Bütün bunlar, muktedirlerin, Kürt halkının taleplerine karşı sürdürdükleri savaş ve yarattıkları şovenizm atmosferiyle, işçi sınıfının ve tüm ezilenlerin gözlerine perde indirip, onları güncel ve tarihsel çıkarları için mücadeleden uzaklaştırmalarını önlemenin yegane yolunun , bu sorunun çözümüyle bağlı olduğunu kavramayan sosyalistleri haklı çıkarmıyor. Aksine, Kürt siyasi hareketine destek yerine rakip olmaya kalkmaları, muktedirlerin politikasına hizmet ediyor.

Beyannamenin İktidar Üslubu

Bunun yanında, ayrıca tartışılması gereken husus, seçim beyannamesinin yine nesnellikle açı farkı yaratan üslubuna ilişkindir. Beyanname iktidar olunduğunda hangi tedbirlerin uygulanacağına dair bir dizi maddeden teşekkül ediyor. Buna karşın, biliyoruz ki 550 milletvekilinden oluşan meclise, blok 35 civarında milletvekili sokmayı hedeflemektedir. Dolayısıyla, 12 Haziran seçimleri sonuçlandığında blok matematik olarak zaten iktidar olmayacaktır. Seçimlerde bloğa verilen toplumsal desteğin amacı, mecliste olacak blok temsilcilerinin, tüm ezilenlerin taleplerini dile getirmeleri muktedirlerin siyasi temsilcilerini teşhir etmeleridir. Ancak bu tarz bir siyaset devrimci bir dönüşüme kitleleri hazırlar. Beyannamede olduğu gibi, ne kadar halisane olursa olsun, düzen partilerinin vaatler manzumesi üslubuyla uyumlu bir dil devrimci dönüşüm siyasetinden uzaklaştırır.

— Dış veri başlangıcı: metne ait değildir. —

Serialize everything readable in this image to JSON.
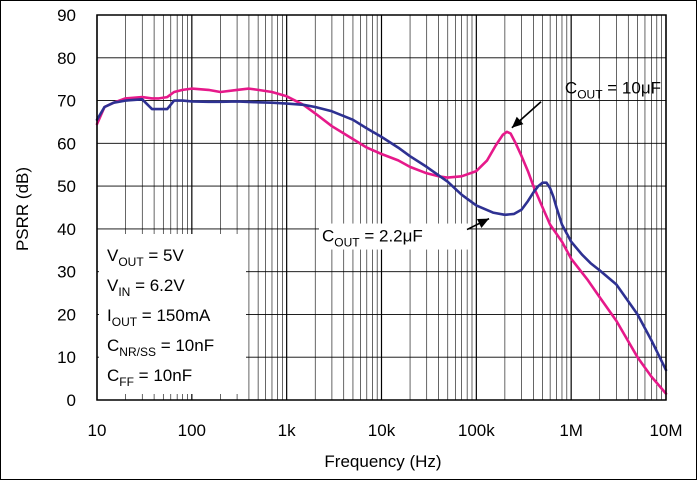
{
  "chart_data": {
    "type": "line",
    "title": "",
    "xlabel": "Frequency (Hz)",
    "ylabel": "PSRR (dB)",
    "xscale": "log",
    "xlim": [
      10,
      10000000
    ],
    "ylim": [
      0,
      90
    ],
    "grid": true,
    "x_tick_labels": [
      "10",
      "100",
      "1k",
      "10k",
      "100k",
      "1M",
      "10M"
    ],
    "y_tick_labels": [
      "0",
      "10",
      "20",
      "30",
      "40",
      "50",
      "60",
      "70",
      "80",
      "90"
    ],
    "series": [
      {
        "label_main": "C",
        "label_sub": "OUT",
        "label_rest": " = 10μF",
        "color": "#e6198a",
        "x": [
          10,
          12,
          15,
          20,
          30,
          38,
          45,
          55,
          65,
          80,
          100,
          150,
          200,
          300,
          400,
          500,
          700,
          1000,
          1500,
          2000,
          3000,
          5000,
          7000,
          10000,
          15000,
          20000,
          30000,
          40000,
          50000,
          70000,
          100000,
          130000,
          160000,
          190000,
          210000,
          230000,
          260000,
          300000,
          350000,
          400000,
          500000,
          600000,
          800000,
          1000000,
          1500000,
          2000000,
          3000000,
          5000000,
          7000000,
          10000000
        ],
        "y": [
          64.5,
          68.5,
          69.5,
          70.5,
          70.8,
          70.5,
          70.5,
          70.8,
          72,
          72.5,
          72.8,
          72.5,
          72,
          72.5,
          72.8,
          72.5,
          72,
          71,
          69,
          67,
          64,
          61,
          59,
          57.5,
          56,
          54.5,
          53,
          52.3,
          52,
          52.3,
          53.5,
          56,
          59.5,
          62,
          62.7,
          62.3,
          60,
          57,
          53.5,
          50,
          45,
          41,
          37,
          33,
          28,
          24,
          18.5,
          10,
          5.5,
          1.5
        ]
      },
      {
        "label_main": "C",
        "label_sub": "OUT",
        "label_rest": " = 2.2μF",
        "color": "#2e3192",
        "x": [
          10,
          12,
          15,
          20,
          30,
          38,
          45,
          55,
          65,
          80,
          100,
          150,
          200,
          300,
          500,
          700,
          1000,
          1500,
          2000,
          3000,
          5000,
          7000,
          10000,
          15000,
          20000,
          30000,
          50000,
          70000,
          100000,
          150000,
          200000,
          250000,
          300000,
          350000,
          400000,
          450000,
          500000,
          550000,
          600000,
          650000,
          700000,
          800000,
          1000000,
          1300000,
          1600000,
          2000000,
          3000000,
          5000000,
          7000000,
          10000000
        ],
        "y": [
          65.5,
          68.5,
          69.5,
          70,
          70.3,
          68,
          68,
          68,
          70,
          70,
          69.8,
          69.7,
          69.7,
          69.8,
          69.6,
          69.5,
          69.3,
          69,
          68.5,
          67.5,
          65.5,
          63.5,
          61.5,
          59,
          57,
          54.5,
          51,
          48,
          45.5,
          43.8,
          43.3,
          43.5,
          44.5,
          46.5,
          48.5,
          50,
          50.8,
          50.8,
          49.5,
          47.5,
          45,
          41,
          37,
          34,
          32,
          30.3,
          27,
          20,
          14,
          7
        ]
      }
    ],
    "annotations": [
      {
        "series_index": 0,
        "label_x": 10000000,
        "label_y": 73
      },
      {
        "series_index": 1,
        "label_x": 1500,
        "label_y": 34
      }
    ],
    "conditions_box": [
      {
        "main": "V",
        "sub": "OUT",
        "rest": " = 5V"
      },
      {
        "main": "V",
        "sub": "IN",
        "rest": " = 6.2V"
      },
      {
        "main": "I",
        "sub": "OUT",
        "rest": " = 150mA"
      },
      {
        "main": "C",
        "sub": "NR/SS",
        "rest": " = 10nF"
      },
      {
        "main": "C",
        "sub": "FF",
        "rest": " = 10nF"
      }
    ]
  }
}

Şimdi, yapılacak olan, 12 Haziran seçimlerinin muhtemelen tarihsel bir dönüm noktası olabileceği gözetilerek bloğun seçimlerden başarılı çıkmasına destek olmaktır. Ancak bloğun başarısı için desteği sürdüren ve bizzat blokta yer alan sosyalistler, yürürken de tartışmayı becerebilmelidirler.

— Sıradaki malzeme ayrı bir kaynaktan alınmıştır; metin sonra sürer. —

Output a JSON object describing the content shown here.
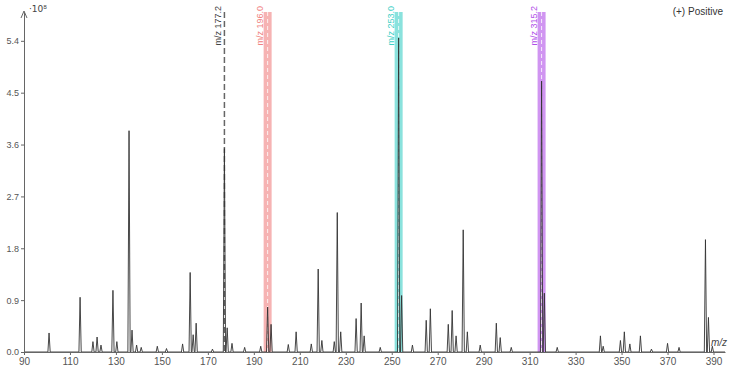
{
  "chart_data": {
    "type": "line",
    "subtitle": "(+) Positive",
    "xlabel": "m/z",
    "ylabel": "·10⁸",
    "color": "#333333",
    "grid": false,
    "xlim": [
      90,
      395
    ],
    "xticks": [
      90,
      110,
      130,
      150,
      170,
      190,
      210,
      230,
      250,
      270,
      290,
      310,
      330,
      350,
      370,
      390
    ],
    "ylim": [
      0,
      5.9
    ],
    "yticks": [
      {
        "value": 0,
        "label": "0.0"
      },
      0.9,
      1.8,
      2.7,
      3.6,
      4.5,
      5.4
    ],
    "x": [
      90,
      100.4,
      100.9,
      101.4,
      113.9,
      114.4,
      114.9,
      119.5,
      120.0,
      120.5,
      121.3,
      121.8,
      122.3,
      123.0,
      123.5,
      124.0,
      128.2,
      128.7,
      129.2,
      129.9,
      130.4,
      130.9,
      135.2,
      135.7,
      136.2,
      136.5,
      137.0,
      137.5,
      138.5,
      139.0,
      139.5,
      140.5,
      141.0,
      141.5,
      147.5,
      148.0,
      148.5,
      151.5,
      152.0,
      152.5,
      158.5,
      159.0,
      159.5,
      161.8,
      162.3,
      162.8,
      163.1,
      163.6,
      164.1,
      164.4,
      164.9,
      165.4,
      171.5,
      172.0,
      172.5,
      176.7,
      177.2,
      177.7,
      177.9,
      178.4,
      178.9,
      180.0,
      180.5,
      181.0,
      185.5,
      186.0,
      186.5,
      192.5,
      193.0,
      193.5,
      195.5,
      196.0,
      196.5,
      197.0,
      197.5,
      198.0,
      204.5,
      205.0,
      205.5,
      207.9,
      208.4,
      208.9,
      214.5,
      215.0,
      215.5,
      217.5,
      218.0,
      218.5,
      219.1,
      219.6,
      220.1,
      224.5,
      225.0,
      225.5,
      225.8,
      226.3,
      226.8,
      227.3,
      227.8,
      228.3,
      234.0,
      234.5,
      235.0,
      236.2,
      236.7,
      237.2,
      237.5,
      238.0,
      238.5,
      244.5,
      245.0,
      245.5,
      252.5,
      253.0,
      253.5,
      253.8,
      254.3,
      254.8,
      258.5,
      259.0,
      259.5,
      264.5,
      265.0,
      265.5,
      266.3,
      266.8,
      267.3,
      274.1,
      274.6,
      275.1,
      275.8,
      276.3,
      276.8,
      277.5,
      278.0,
      278.5,
      280.6,
      281.1,
      281.6,
      282.4,
      282.9,
      283.4,
      288.0,
      288.5,
      289.0,
      295.0,
      295.5,
      296.0,
      296.7,
      297.2,
      297.7,
      301.5,
      302.0,
      302.5,
      314.7,
      315.2,
      315.7,
      315.9,
      316.4,
      316.9,
      321.5,
      322.0,
      322.5,
      340.3,
      340.8,
      341.3,
      341.5,
      342.0,
      342.5,
      349.0,
      349.5,
      350.0,
      350.7,
      351.2,
      351.7,
      353.1,
      353.6,
      354.1,
      357.7,
      358.2,
      358.7,
      362.5,
      363.0,
      363.5,
      369.5,
      370.0,
      370.5,
      374.5,
      375.0,
      375.5,
      386.0,
      386.5,
      387.0,
      387.3,
      387.8,
      388.3,
      389.0,
      389.5,
      390.0,
      395
    ],
    "values": [
      0,
      0,
      0.33,
      0,
      0,
      0.95,
      0,
      0,
      0.18,
      0,
      0,
      0.26,
      0,
      0,
      0.12,
      0,
      0,
      1.07,
      0,
      0,
      0.18,
      0,
      0,
      3.84,
      0,
      0,
      0.38,
      0,
      0,
      0.12,
      0,
      0,
      0.08,
      0,
      0,
      0.1,
      0,
      0,
      0.06,
      0,
      0,
      0.14,
      0,
      0,
      1.38,
      0,
      0,
      0.3,
      0,
      0,
      0.5,
      0,
      0,
      0.05,
      0,
      0,
      3.53,
      0,
      0,
      0.42,
      0,
      0,
      0.15,
      0,
      0,
      0.08,
      0,
      0,
      0.1,
      0,
      0,
      0.78,
      0,
      0,
      0.48,
      0,
      0,
      0.13,
      0,
      0,
      0.35,
      0,
      0,
      0.14,
      0,
      0,
      1.44,
      0,
      0,
      0.2,
      0,
      0,
      0.18,
      0,
      0,
      2.42,
      0,
      0,
      0.35,
      0,
      0,
      0.58,
      0,
      0,
      0.85,
      0,
      0,
      0.28,
      0,
      0,
      0.08,
      0,
      0,
      5.45,
      0,
      0,
      0.98,
      0,
      0,
      0.12,
      0,
      0,
      0.55,
      0,
      0,
      0.75,
      0,
      0,
      0.48,
      0,
      0,
      0.72,
      0,
      0,
      0.28,
      0,
      0,
      2.12,
      0,
      0,
      0.35,
      0,
      0,
      0.12,
      0,
      0,
      0.5,
      0,
      0,
      0.25,
      0,
      0,
      0.08,
      0,
      0,
      4.7,
      0,
      0,
      1.02,
      0,
      0,
      0.08,
      0,
      0,
      0.28,
      0,
      0,
      0.1,
      0,
      0,
      0.2,
      0,
      0,
      0.35,
      0,
      0,
      0.14,
      0,
      0,
      0.28,
      0,
      0,
      0.05,
      0,
      0,
      0.15,
      0,
      0,
      0.08,
      0,
      0,
      1.95,
      0,
      0,
      0.6,
      0,
      0,
      0.1,
      0,
      0
    ],
    "annotations": [
      {
        "x": 177.2,
        "text": "m/z 177.2",
        "color": "#666666",
        "line_style": "dashed"
      },
      {
        "x": 196.0,
        "text": "m/z 196.0",
        "color": "#f08080",
        "line_style": "band"
      },
      {
        "x": 253.0,
        "text": "m/z 253.0",
        "color": "#3ccfc6",
        "line_style": "band"
      },
      {
        "x": 315.2,
        "text": "m/z 315.2",
        "color": "#b04ee8",
        "line_style": "band"
      }
    ]
  }
}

(1)ESP MYK kararı ittifaktan ayrılma hakkında

Seçim ittifakı kapsamında ise, ittifak ilişkileri ve yürütülmesi başından itibaren sorunlu bir seyir izlemiştir. Cephe çalışması seçim çalışmasına, seçim çalışması da adaylar tartışmasına dönüşmüştür. Muhataplık ilişkileri doğru bir zeminde kurulamamış, blok ve iradesi şekilsel hale gelmiştir. “Seçilebilir yerler” dışında kalan yerlerde blokun adayları ve hazırlığı son aşamaya kadar gündeme bile gelmemiş, blokun böyle bir gündemi olmamıştır. “Seçilebilir yerler” tartışması ise, esas olarak ikili görüşmeler zemininde sürdürülmüş, blok seyirci konumuna düşürülmüştür.Blok içerisinde bugüne kadar yer almayan partiler bir anda bloka dahil olmuş, adaylar da bu çerçevede şekillenmiştir. Blok toplantılarında adı gündeme bile gelmemiş, adaylıklarına dair bilginin dahi verilmediği adaylar, “blok adayı” olarak kararlaştırılmıştır.

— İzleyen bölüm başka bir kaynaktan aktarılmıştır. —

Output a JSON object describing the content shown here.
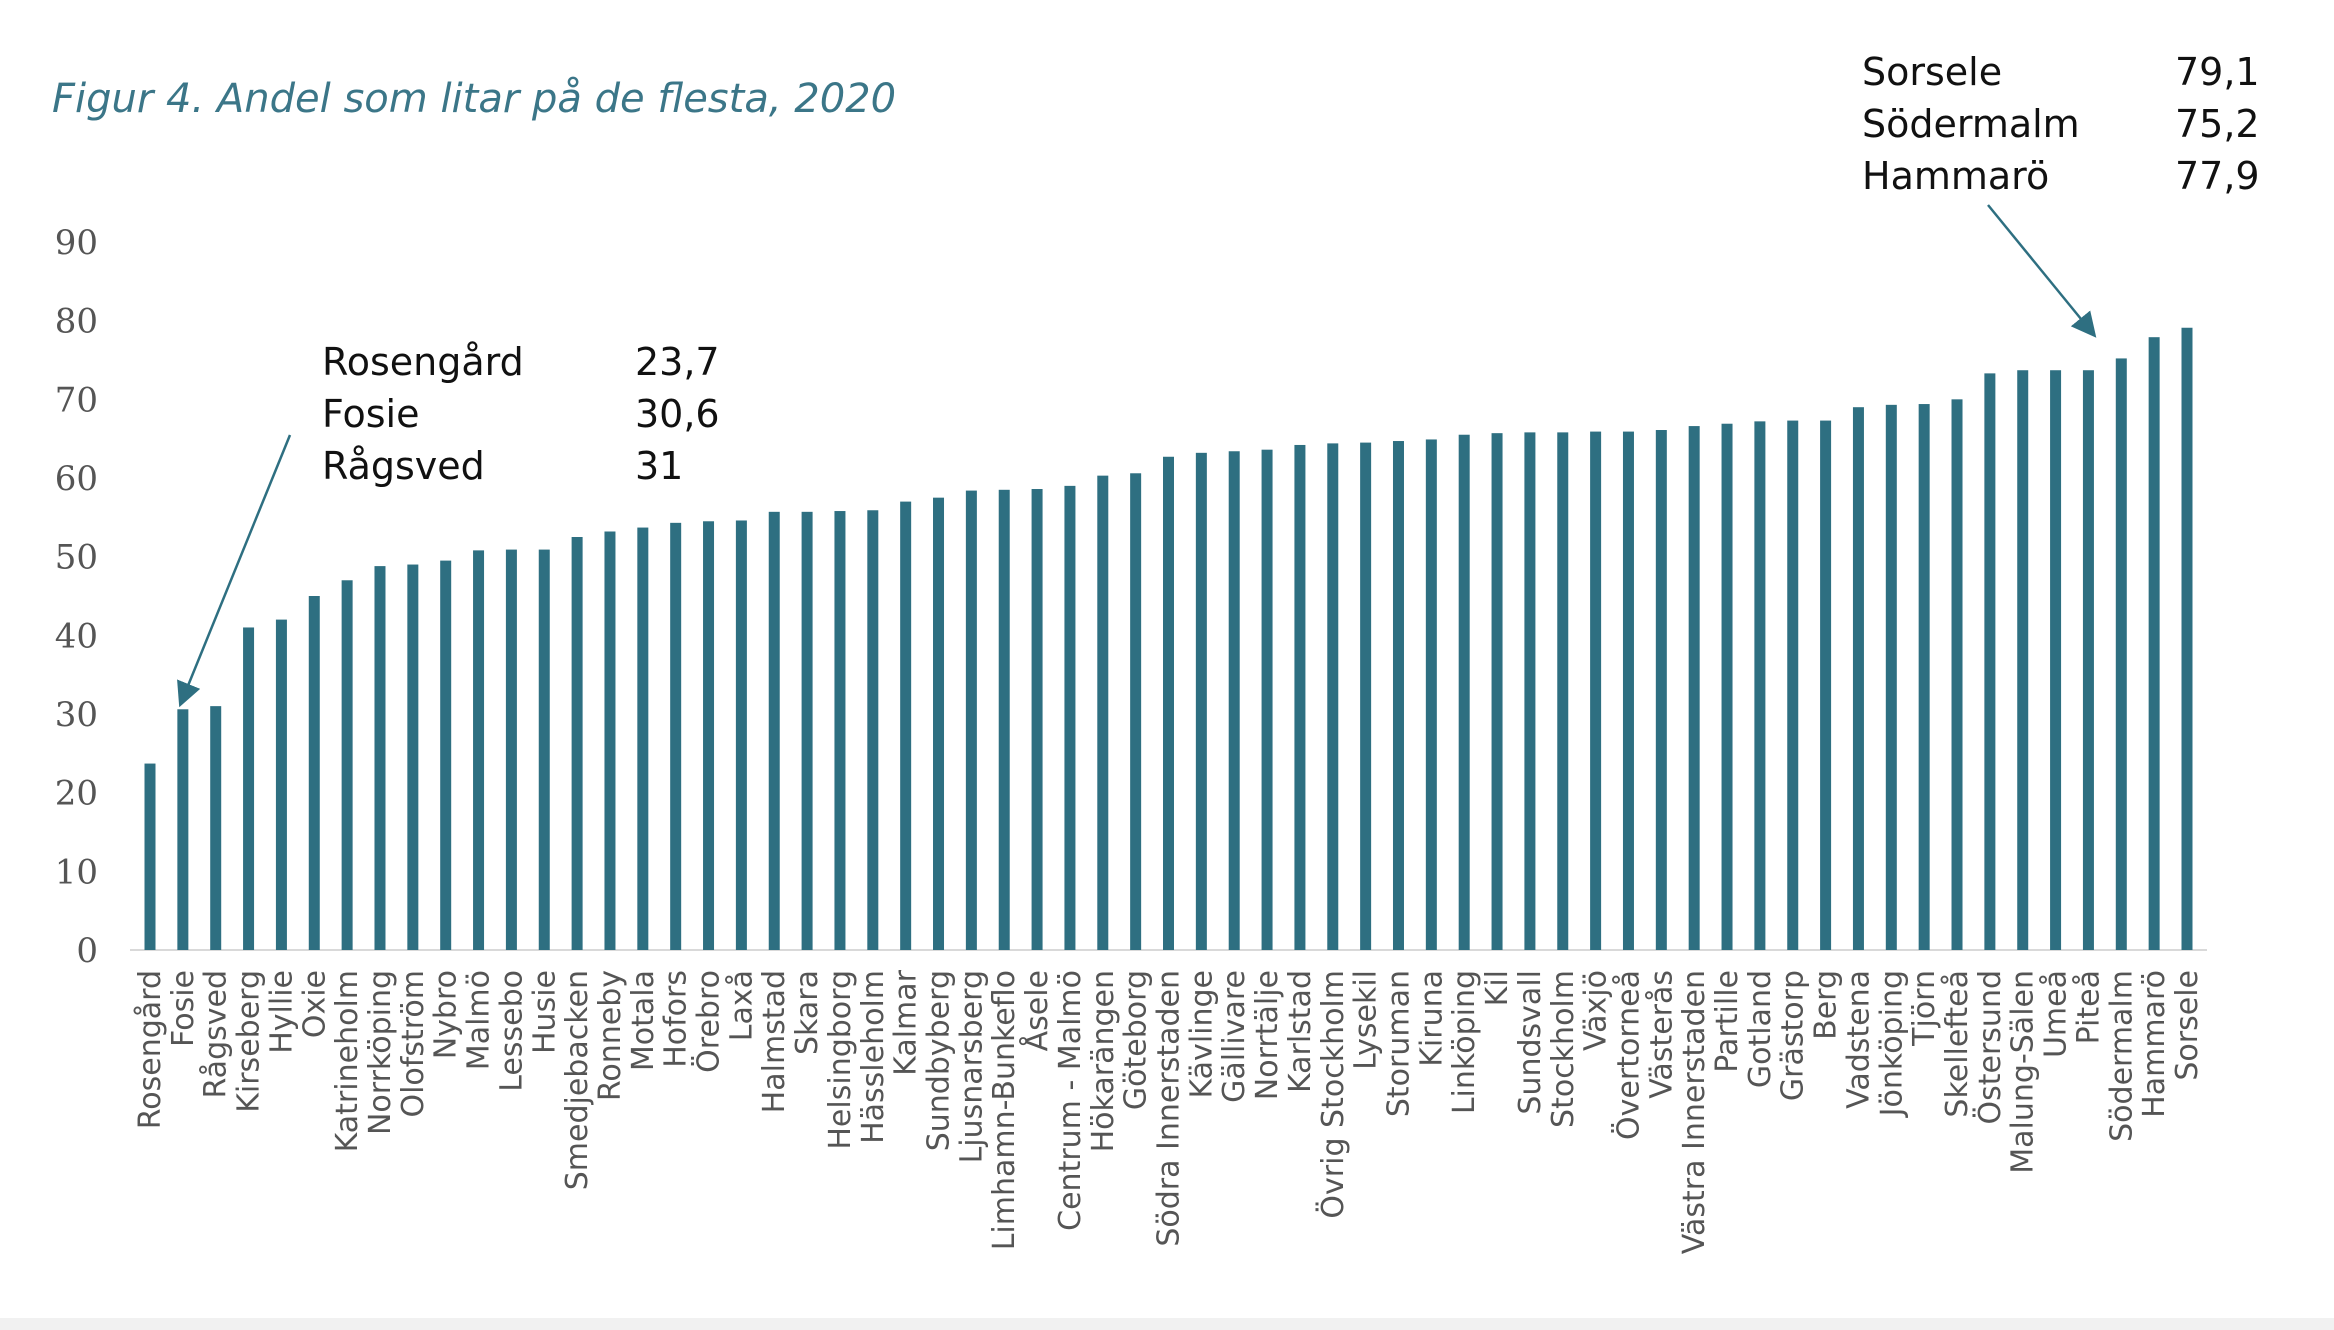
{
  "chart_data": {
    "type": "bar",
    "title": "Figur 4. Andel som litar på de flesta, 2020",
    "xlabel": "",
    "ylabel": "",
    "ylim": [
      0,
      90
    ],
    "yticks": [
      0,
      10,
      20,
      30,
      40,
      50,
      60,
      70,
      80,
      90
    ],
    "grid": false,
    "bar_color": "#2e6f81",
    "categories": [
      "Rosengård",
      "Fosie",
      "Rågsved",
      "Kirseberg",
      "Hyllie",
      "Oxie",
      "Katrineholm",
      "Norrköping",
      "Olofström",
      "Nybro",
      "Malmö",
      "Lessebo",
      "Husie",
      "Smedjebacken",
      "Ronneby",
      "Motala",
      "Hofors",
      "Örebro",
      "Laxå",
      "Halmstad",
      "Skara",
      "Helsingborg",
      "Hässleholm",
      "Kalmar",
      "Sundbyberg",
      "Ljusnarsberg",
      "Limhamn-Bunkeflo",
      "Åsele",
      "Centrum - Malmö",
      "Hökarängen",
      "Göteborg",
      "Södra Innerstaden",
      "Kävlinge",
      "Gällivare",
      "Norrtälje",
      "Karlstad",
      "Övrig Stockholm",
      "Lysekil",
      "Storuman",
      "Kiruna",
      "Linköping",
      "Kil",
      "Sundsvall",
      "Stockholm",
      "Växjö",
      "Övertorneå",
      "Västerås",
      "Västra Innerstaden",
      "Partille",
      "Gotland",
      "Grästorp",
      "Berg",
      "Vadstena",
      "Jönköping",
      "Tjörn",
      "Skellefteå",
      "Östersund",
      "Malung-Sälen",
      "Umeå",
      "Piteå",
      "Södermalm",
      "Hammarö",
      "Sorsele"
    ],
    "values": [
      23.7,
      30.6,
      31,
      41,
      42,
      45,
      47,
      48.8,
      49,
      49.5,
      50.8,
      50.9,
      50.9,
      52.5,
      53.2,
      53.7,
      54.3,
      54.5,
      54.6,
      55.7,
      55.7,
      55.8,
      55.9,
      57,
      57.5,
      58.4,
      58.5,
      58.6,
      59,
      60.3,
      60.6,
      62.7,
      63.2,
      63.4,
      63.6,
      64.2,
      64.4,
      64.5,
      64.7,
      64.9,
      65.5,
      65.7,
      65.8,
      65.8,
      65.9,
      65.9,
      66.1,
      66.6,
      66.9,
      67.2,
      67.3,
      67.3,
      69,
      69.3,
      69.4,
      70,
      73.3,
      73.7,
      73.7,
      73.7,
      75.2,
      77.9,
      79.1
    ],
    "annotations": [
      {
        "position": "left",
        "points_to": "Fosie",
        "rows": [
          {
            "label": "Rosengård",
            "value": "23,7"
          },
          {
            "label": "Fosie",
            "value": "30,6"
          },
          {
            "label": "Rågsved",
            "value": "31"
          }
        ]
      },
      {
        "position": "top-right",
        "points_to": "Piteå",
        "rows": [
          {
            "label": "Sorsele",
            "value": "79,1"
          },
          {
            "label": "Södermalm",
            "value": "75,2"
          },
          {
            "label": "Hammarö",
            "value": "77,9"
          }
        ]
      }
    ]
  }
}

(2) DİP deklarasyonu ittifaktan ayrılma hakkında

Adana’da yapılan aday tercihi ise, seçim blokunun Türkiye emekçileri ile Kürt halkı arasında bir ittifak gibi algılanmadığının en çıplak kanıtı olmuştur. 2009 seçimlerinde Adana Büyükşehir Belediye Başkanlığı’na BDP ve sosyalistlerin ortak adayı olarak katılan ve yarıştığı bölgede oyları 2007’de alınan 47 binden 80 bine çıkaran yoldaşımız Şiar Rişvanoğlu, Adana’nın Kürt, Arap, Türk çeşitli solunu temsil eden birçok insanın ve bir dizi yoksul Kürt mahallesinin açık desteğine ve toplanan yaklaşık 10 bin imzaya, Kürt kurumlarında ve Kürtlerin etkin olduğu kurumlardaki yönetici konumundaki insanların (Cezaevi Çıkışlılar Türkiye Komitesi, Adana KCK Mahkûmları Cezaevi Komitesi, İHD Adana Şubesi'nin YK üyelerinin çoğunluğu gibi), gelen açık desteğe rağmen aday yapılmamıştır.